Probably the easiest to digest example is a simple detection task.
Say you make a measurement $X_m$ of some system and you want to detect whether or not a DC (constant) signal with amplitude $\mu$ is present.
However, there is additive white noise in your measurement $\eta \sim \mathcal{N}(0,\sigma^2_\eta)$.
If the signal is present, your measurement is $X_{m|S} = \mu + \eta$, but if not, $X_{m|0}=\eta$.
$X_{m|S}\sim \mathcal{N}(\mu,\sigma^2_\eta)$.
Naturally, you form two hypotheses.
- the null hypothesis---the signal is not present.
- the alternative hypotheses---the signal is present.
The optimal approach is to look up the likelihoods of $X_m$ under each hypothesis and compare them via a log-likelihood ratio:
$$\text{LLR}=\log\frac{\mathcal L(X_m|H_1)}{\mathcal L(X_m|H_0)}$$
If the LLR is greater than or equal, then reject the null hypothesis, otherwise accept the null. Writing this out explicitly for our example:
$$
\begin{align*}
\text{LLR}=&\log \frac{\exp \Big(-\frac{(x-\mu)^2}{2\sigma_\eta^2} \Big)}
{\exp \Big(-\frac{x^2}{2\sigma_\eta^2} \Big)}\\
=&\frac{x^2}{2\sigma_\eta^2} -\frac{(x-\mu)^2}{2\sigma_\eta^2}.
\end{align*}
$$
This will return the LLR for a specific outcome $x$.
However, if we want to know how detectable our signal is on average, we can take the expectation of the LLR under the alternative hypothesis:
$$\mathbb E[\text{LLR}|H_1]=\mathcal L(X_m|H_1) \log\frac{\mathcal L(X_m|H_1)}{\mathcal L(X_m|H_0)},$$
which is the definition for KL-divergence $D_{KL}(\ \mathcal p(X_m|H_1)\ ||\ \mathcal p(X_m|H_0))$.
Alternatively, if we wanted to find how undetected our signal is instead, we would commute the arguments for KL divergence (expectation of LLR under the null hypothesis).
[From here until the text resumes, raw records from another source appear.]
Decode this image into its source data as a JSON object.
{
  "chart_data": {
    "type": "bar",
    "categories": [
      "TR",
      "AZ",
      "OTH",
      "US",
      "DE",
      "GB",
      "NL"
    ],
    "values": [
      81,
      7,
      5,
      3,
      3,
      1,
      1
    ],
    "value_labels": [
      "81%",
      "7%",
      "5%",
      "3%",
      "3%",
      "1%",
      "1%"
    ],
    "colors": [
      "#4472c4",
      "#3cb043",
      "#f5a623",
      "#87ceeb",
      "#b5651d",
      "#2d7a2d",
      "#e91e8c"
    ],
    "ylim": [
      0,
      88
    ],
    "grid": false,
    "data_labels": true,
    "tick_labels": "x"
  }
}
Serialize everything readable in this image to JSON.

Explicitly we can write out the full statement for our example as
$$\mathbb E[\text{LLR}|H_1]=\int_{-\infty}^\infty dx\ \frac{1}{\sqrt{2\pi}\sigma} \exp \Big(-\frac{(x-\mu)^2}{2\sigma_\eta^2} \Big)\Big(\frac{x\mu}{\sigma_\eta^2} -\frac{\mu^2}{2\sigma_\eta^2}\Big),$$
which simplifies to
$$\frac{\mu^2}{2\sigma^2}=\frac{1}{2}\text{SNR}.$$
As far as I'm aware, the SNR under this specific definition is only proportional to KL divergence for additive white noise.
We can also write this as
$\frac{(\mu-\mu_\eta)^2}{2\sigma^2},$
where $\mu_\eta$ is the DC offset for the noise.
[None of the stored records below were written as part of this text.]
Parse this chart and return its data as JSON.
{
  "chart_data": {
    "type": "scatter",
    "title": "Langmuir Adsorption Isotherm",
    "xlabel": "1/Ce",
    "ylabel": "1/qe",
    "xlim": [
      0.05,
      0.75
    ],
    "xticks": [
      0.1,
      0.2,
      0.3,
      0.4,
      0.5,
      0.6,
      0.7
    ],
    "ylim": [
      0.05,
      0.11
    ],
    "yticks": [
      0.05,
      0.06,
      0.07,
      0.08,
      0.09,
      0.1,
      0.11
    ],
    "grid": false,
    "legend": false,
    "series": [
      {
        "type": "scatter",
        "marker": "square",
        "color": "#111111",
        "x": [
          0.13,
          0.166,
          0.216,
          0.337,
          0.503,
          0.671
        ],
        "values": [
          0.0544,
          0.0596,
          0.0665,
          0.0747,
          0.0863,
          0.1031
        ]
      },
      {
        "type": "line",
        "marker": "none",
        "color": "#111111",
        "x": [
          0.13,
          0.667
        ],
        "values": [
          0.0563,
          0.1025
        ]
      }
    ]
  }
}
Take the square root and you have
$\frac{1}{\sqrt{2}}\frac{|\mu-\mu_\eta|}{\sigma}=\frac{1}{\sqrt{2}}d',$
where $d'$ (d-prime) is called the sensitivity index which is the favorite statistic used in signal detection theory.
If you take $\Phi^{-1}\Big(\frac{d'}{2}\Big)$, $\Phi^{-1}$ being the inverse normal CDF, you would get the proportion of trials you would expect to get this correct $\text{PC}$ for multiple draws of $X_m$, that is $$PC=\frac{\text{true positives }+ \text{true negatives}}{\text{total trials}}.$$
As far as predictive modelling goes, you can think of noise as making your signal less correlated/indicative of the outcome.
When you train your model, you are training your model to first detect these correlations. Prediction is then an extrapolation from what has been learned. If your model has a hard time detecting the signal in known conditions, its going to have an even harder time detecting the signal in new conditions. Note that the above formulations are considered optimal (que Neyman-Pearson lemma). Thus, something like SNR will give you an upper bound on your expected prediction performance.